無口でただ微笑むだけのかわいい男の子だったが、いまは、
昼は食品会社でアルバイトをしながら、母の家から夜間中学に通っているという。
夜間中学は、戦後補償のために建てられ、在日の人が半数くらい、
中国残留孤児の人や年配の人が多く、若い人はMくんくらいで、
もう夜間中学の役割は終わったということで、
橋下大阪府知事は、今年は補助金のカット、来年には全廃の方針とのこと。
署名運動をしたけれど時期が遅く、政策変更は難しいらしい。
夜間中学生への就学援助、廃止へ 生命線の年2万円(2008.7.26 朝日新聞)
大阪府内には公立の夜間中学が7市に計11あり、日本人、在日韓国・朝鮮人ら約1300人が在籍。半数が60歳以上だ。就学援助は学校教育法で対象が学齢期の子に限られているため、府は71年度から、各市が低所得の生徒を援助する事業に半額を補助してきた。

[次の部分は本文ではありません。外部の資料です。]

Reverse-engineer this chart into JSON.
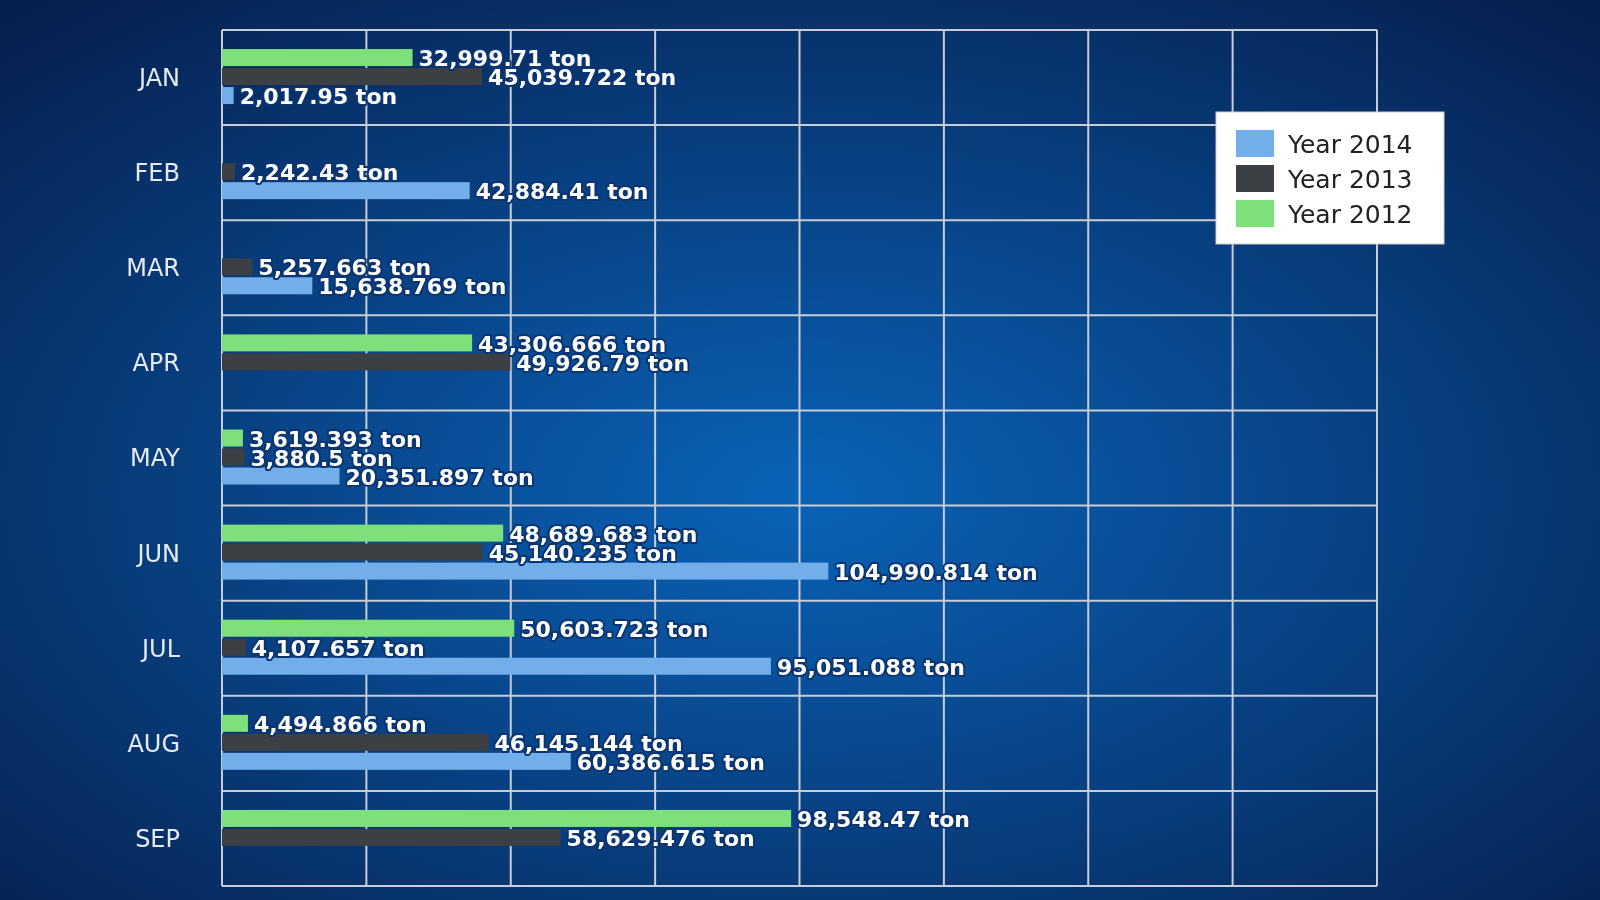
{
  "chart_data": {
    "type": "bar",
    "orientation": "horizontal",
    "categories": [
      "JAN",
      "FEB",
      "MAR",
      "APR",
      "MAY",
      "JUN",
      "JUL",
      "AUG",
      "SEP"
    ],
    "series": [
      {
        "name": "Year 2014",
        "color": "#72aeea",
        "values": [
          2017.95,
          42884.41,
          15638.769,
          null,
          20351.897,
          104990.814,
          95051.088,
          60386.615,
          null
        ],
        "value_labels": [
          "2,017.95 ton",
          "42,884.41 ton",
          "15,638.769 ton",
          null,
          "20,351.897 ton",
          "104,990.814 ton",
          "95,051.088 ton",
          "60,386.615 ton",
          null
        ]
      },
      {
        "name": "Year 2013",
        "color": "#3c3f44",
        "values": [
          45039.722,
          2242.43,
          5257.663,
          49926.79,
          3880.5,
          45140.235,
          4107.657,
          46145.144,
          58629.476
        ],
        "value_labels": [
          "45,039.722 ton",
          "2,242.43 ton",
          "5,257.663 ton",
          "49,926.79 ton",
          "3,880.5 ton",
          "45,140.235 ton",
          "4,107.657 ton",
          "46,145.144 ton",
          "58,629.476 ton"
        ]
      },
      {
        "name": "Year 2012",
        "color": "#7ee07a",
        "values": [
          32999.71,
          null,
          null,
          43306.666,
          3619.393,
          48689.683,
          50603.723,
          4494.866,
          98548.47
        ],
        "value_labels": [
          "32,999.71 ton",
          null,
          null,
          "43,306.666 ton",
          "3,619.393 ton",
          "48,689.683 ton",
          "50,603.723 ton",
          "4,494.866 ton",
          "98,548.47 ton"
        ]
      }
    ],
    "xlim": [
      0,
      200000
    ],
    "xticks": [
      {
        "value": 0,
        "label": null
      },
      {
        "value": 25000,
        "label": null
      },
      {
        "value": 50000,
        "label": null
      },
      {
        "value": 75000,
        "label": null
      },
      {
        "value": 100000,
        "label": null
      },
      {
        "value": 125000,
        "label": null
      },
      {
        "value": 150000,
        "label": null
      },
      {
        "value": 175000,
        "label": null
      },
      {
        "value": 200000,
        "label": null
      }
    ],
    "grid": true,
    "legend": "top right",
    "tick_labels": "y"
  }
}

ところが橋下知事は「就学援助は本来、国と市町村が担うべきだ」として、今年度の予算を10%カット、来年度からは補助を廃止するとしている。このため、近畿の夜間中学に通う生徒らが3万4千人分を超える反対署名を集め、6月に知事に提出した。
勉強して夜間中学を卒業したい、というMくんは憤りをこめて
しっかりとした口調で話してくれた。
一度も花火を見たことがないMくんが、花火を見て帰りたい、というので、
お世話になったFさんちを訪ねてから、長良の「さがみ」で夕食を一緒に食べた。
Mくんは、「うな重」をおいしそうに食べていた。
自分で働いてかせいだお金で岐阜に来たという。
朝とつぜん思いついてやってきた、というので、
ゆっくり会いたいから今度は連絡してきてね、と、Mくんを見送った。
帰り道、車のなかから、燃えるような夕焼けを見た。
西の空に広がる夕焼けが、とてもきれいだった。
とおくに、ドンドーンと花火の音がひびいていた。